I like the song's rockabilly vibe, the faint whiff (quiff?) of Elvis in the background, even the wholesome music video that an astute YouTube commenter called the 'best J.Crew ad ever'. (It can't get more 1995 than that video, for sure.) I like the vowel-heavy ache in 'pleeeeeeease' that reaches out for understanding, like a despairing late-night call made from a pay-phone booth. This song featured heavily in the broken-heart playlists my friends and I made as teenagers, but now it's just a catchy bit of nostalgia for an analog decade.

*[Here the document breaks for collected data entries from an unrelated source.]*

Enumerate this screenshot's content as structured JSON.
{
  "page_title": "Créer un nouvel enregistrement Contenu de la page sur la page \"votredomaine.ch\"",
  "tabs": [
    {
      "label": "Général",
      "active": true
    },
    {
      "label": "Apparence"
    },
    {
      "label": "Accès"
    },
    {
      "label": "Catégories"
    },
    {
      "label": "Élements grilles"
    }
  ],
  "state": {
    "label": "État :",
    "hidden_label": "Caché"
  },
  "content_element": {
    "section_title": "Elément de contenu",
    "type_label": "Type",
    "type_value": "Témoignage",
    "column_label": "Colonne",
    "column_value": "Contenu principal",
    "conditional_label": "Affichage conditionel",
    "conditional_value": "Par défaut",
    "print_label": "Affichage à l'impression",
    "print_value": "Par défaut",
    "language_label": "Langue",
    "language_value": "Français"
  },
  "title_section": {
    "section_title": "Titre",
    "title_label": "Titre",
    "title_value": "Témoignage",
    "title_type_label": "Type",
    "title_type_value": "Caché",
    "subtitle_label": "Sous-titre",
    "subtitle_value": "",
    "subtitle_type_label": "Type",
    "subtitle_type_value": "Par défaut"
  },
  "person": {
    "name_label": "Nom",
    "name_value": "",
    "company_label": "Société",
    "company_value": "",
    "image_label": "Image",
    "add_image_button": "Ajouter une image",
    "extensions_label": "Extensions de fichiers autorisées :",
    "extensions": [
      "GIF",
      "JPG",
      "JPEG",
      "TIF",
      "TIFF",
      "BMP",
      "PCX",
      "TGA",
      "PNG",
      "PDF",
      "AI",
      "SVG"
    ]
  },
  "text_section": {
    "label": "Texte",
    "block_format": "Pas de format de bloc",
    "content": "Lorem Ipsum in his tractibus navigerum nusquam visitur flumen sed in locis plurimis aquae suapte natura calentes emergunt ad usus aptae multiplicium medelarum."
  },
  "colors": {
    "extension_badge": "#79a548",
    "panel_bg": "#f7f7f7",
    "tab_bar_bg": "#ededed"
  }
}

Still good.
2. New Radicals - Flowers
In contrast to the ABC-rhyming, puppyish sentiment of Somebody's Crying ('I know somebody and they called your name/a million times and still you never came/they go on loving you just the same'), Gregg Alexander spreads a thick layer of irony over this pop ode to a confused 22-year-old 'flower child' who likes drugs and suffers from debilitating trust issues. (A real keeper, huh.)

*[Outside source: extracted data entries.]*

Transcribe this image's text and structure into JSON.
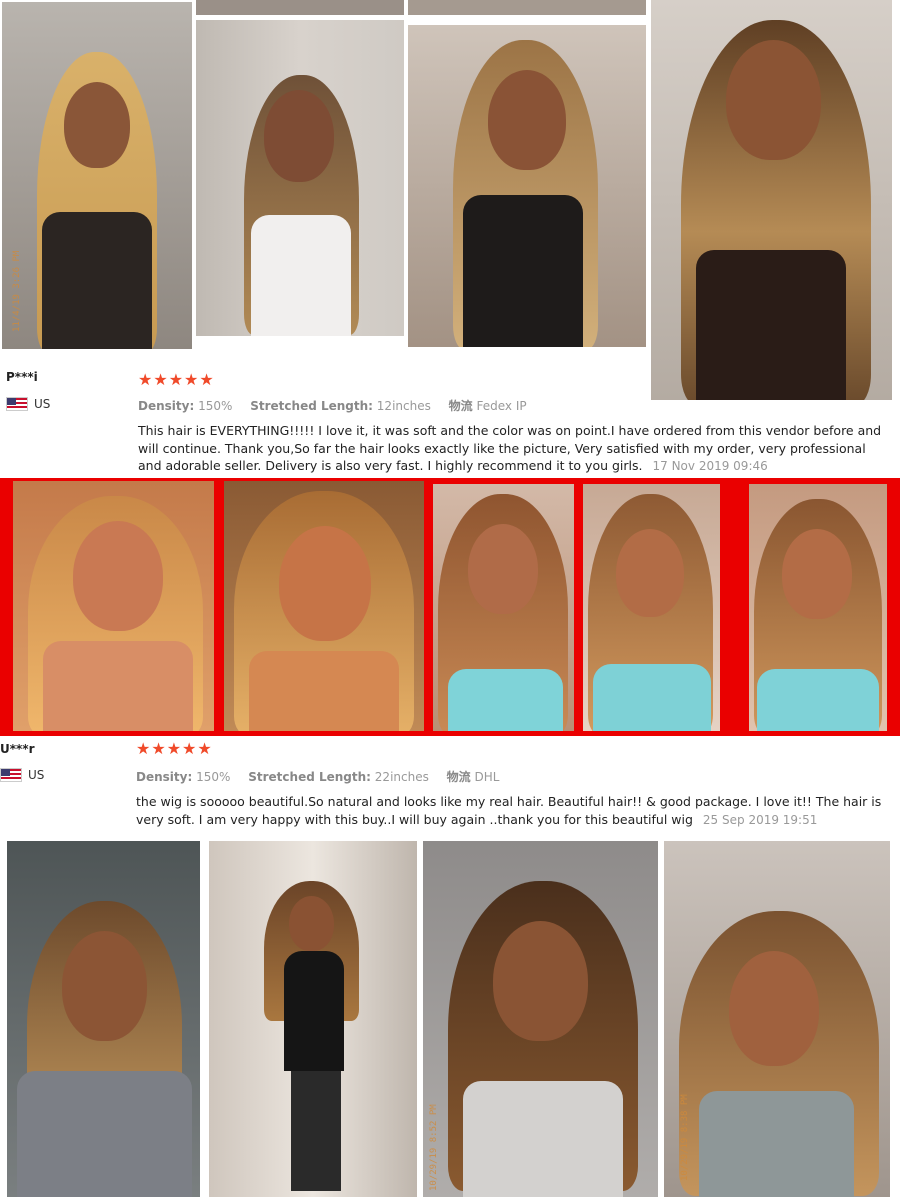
{
  "reviews": [
    {
      "user": "P***i",
      "country": "US",
      "rating": "★★★★★",
      "density_label": "Density:",
      "density_value": "150%",
      "length_label": "Stretched Length:",
      "length_value": "12inches",
      "ship_label": "物流",
      "ship_value": "Fedex IP",
      "text": "This hair is EVERYTHING!!!!! I love it, it was soft and the color was on point.I have ordered from this vendor before and will continue. Thank you,So far the hair looks exactly like the picture, Very satisfied with my order, very professional and adorable seller. Delivery is also very fast. I highly recommend it to you girls.",
      "date": "17 Nov 2019 09:46"
    },
    {
      "user": "U***r",
      "country": "US",
      "rating": "★★★★★",
      "density_label": "Density:",
      "density_value": "150%",
      "length_label": "Stretched Length:",
      "length_value": "22inches",
      "ship_label": "物流",
      "ship_value": "DHL",
      "text": "the wig is sooooo beautiful.So natural and looks like my real hair. Beautiful hair!! & good package. I love it!! The hair is very soft. I am very happy with this buy..I will buy again ..thank you for this beautiful wig",
      "date": "25 Sep 2019 19:51"
    }
  ],
  "photo_stamps": {
    "p1": "11/4/19 3:26 PM",
    "p12": "10/29/19 8:52 PM",
    "p13": "10/29/19 8:38 PM"
  },
  "colors": {
    "star": "#f04a2a",
    "band": "#ea0000",
    "meta": "#999999"
  },
  "icons": [
    "us-flag-icon",
    "star-icon"
  ]
}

He's fed up that she doesn't believe him when he says that his love 'is real, as real as the flowers you smoke to get high', but the real genius of the song comes towards the end when he points out that 'I love you, you hate me, I took math class that ain't a fair exchange/I call you, you hang up, don't be a bitch get your number changed - I'm sorry, forgive me, I never meant to call you those names - but I'm lonely, so lonely, please."
That was the bit that made me sit up and take notice, on my first listen of his 1998 album Maybe You've Been Brainwashed Too. It's witty, telling and wonderfully self-aware. You begin to understand why the mythical 22-year-old has a fear of commitment, if that's what she's expected to commit to. After the shock of 'bitch' comes a very angry and defeated 'please', punctuated with a Jacksonesque yelp of (sexual?) frustration. This raw honesty is more compelling than the empty yearning in the rest of the lyrics.

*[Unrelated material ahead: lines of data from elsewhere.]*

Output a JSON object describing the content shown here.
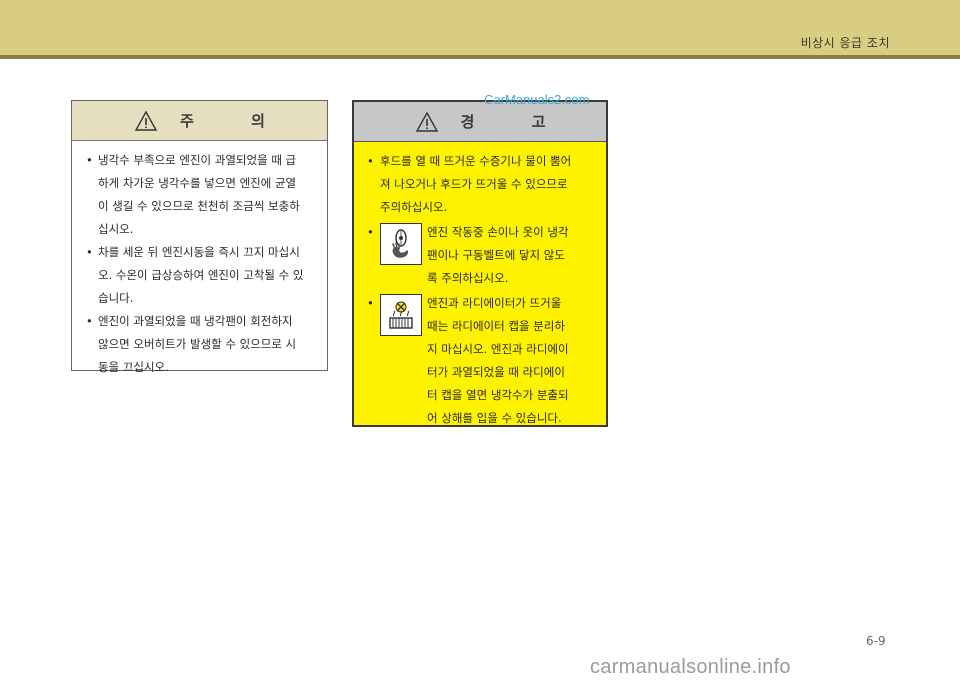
{
  "header": {
    "section_title": "비상시 응급 조치"
  },
  "caution": {
    "title": "주   의",
    "items": [
      {
        "lines": [
          "냉각수 부족으로 엔진이 과열되었을 때 급",
          "하게 차가운 냉각수를 넣으면 엔진에 균열",
          "이 생길 수 있으므로 천천히 조금씩 보충하",
          "십시오."
        ]
      },
      {
        "lines": [
          "차를 세운 뒤 엔진시동을 즉시 끄지 마십시",
          "오. 수온이 급상승하여 엔진이 고착될 수 있",
          "습니다."
        ]
      },
      {
        "lines": [
          "엔진이 과열되었을 때 냉각팬이 회전하지",
          "않으면 오버히트가 발생할 수 있으므로 시",
          "동을 끄십시오."
        ]
      }
    ]
  },
  "warning": {
    "title": "경   고",
    "item1": {
      "lines": [
        "후드를 열 때 뜨거운 수증기나 물이 뿜어",
        "져 나오거나 후드가 뜨거울 수 있으므로",
        "주의하십시오."
      ]
    },
    "item2": {
      "icon": "fan-hand-warning-icon",
      "lines": [
        "엔진 작동중 손이나 옷이 냉각",
        "팬이나 구동벨트에 닿지 않도",
        "록 주의하십시오."
      ]
    },
    "item3": {
      "icon": "radiator-cap-steam-icon",
      "lines": [
        "엔진과 라디에이터가 뜨거울",
        "때는 라디에이터 캡을 분리하",
        "지 마십시오. 엔진과 라디에이",
        "터가 과열되었을 때 라디에이",
        "터 캡을 열면 냉각수가 분출되",
        "어 상해를 입을 수 있습니다."
      ]
    }
  },
  "watermark": "CarManuals2.com",
  "page_number": "6-9",
  "footer_watermark": "carmanualsonline.info",
  "colors": {
    "band": "#d8cd83",
    "warning_bg": "#fff200",
    "caution_head": "#e3dfbf"
  }
}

(I see that Gregg Alexander's latest track is 'Lost Stars', which he co-wrote for that shot-on-Instagram hipster date night movie Begin Again. Um... I'll blame Adam Levine. Unlistenable.)
3. Stealers Wheel - Stuck In The Middle With You
I stupidly used this as the ringtone for my old Nokia phone during my short, stressful stint in PR. Even today when I hear the jaunty opening bit, my heart jolts in fear, like a deer alerted by a hunting bugle. But the rest of it is super fun to sing along with.
Of course my first exposure to this 1972 track came from Tarantino's Reservoir Dogs (the ear-slicing torture scene, more specifically). The song was supposedly inspired by a restaurant meeting between the band, its record label and producers: 'Well you started out with nothing and/now that you're a self-made man/your friends they all come crawling, slap you on the back and say/please, please.'
It's a sly dig at these big, insecure men who puff out their chests and feel only as good as their last multi-million dollar deal - a very cool, knowing 'please'. The narrator knows that the desperation of their 'friends' reveals the true nature of these self-made men, who desire the constant adulation and pleading far more than they pretend to. In the end, who's the one who's really begging for something?
In retrospect the ringtone was a bad idea in more ways than one, seeing as in the world of corporate and finance PR, these big men obviously run the whole show. How can you pitch an idea to Bloomberg when you're hearing 'I don't know why I came here tonight/I got the feeling that something ain't right', or try to make nice with business journalists at a media luncheon without thinking 'Clowns to the left of me, jokers to the right/here I am, stuck in the middle with you'? I still do some business writing these days, but I've learnt that it's not a universe I can stand being in for more than two or three hours. Any longer, and I might be tempted to slice some ears off.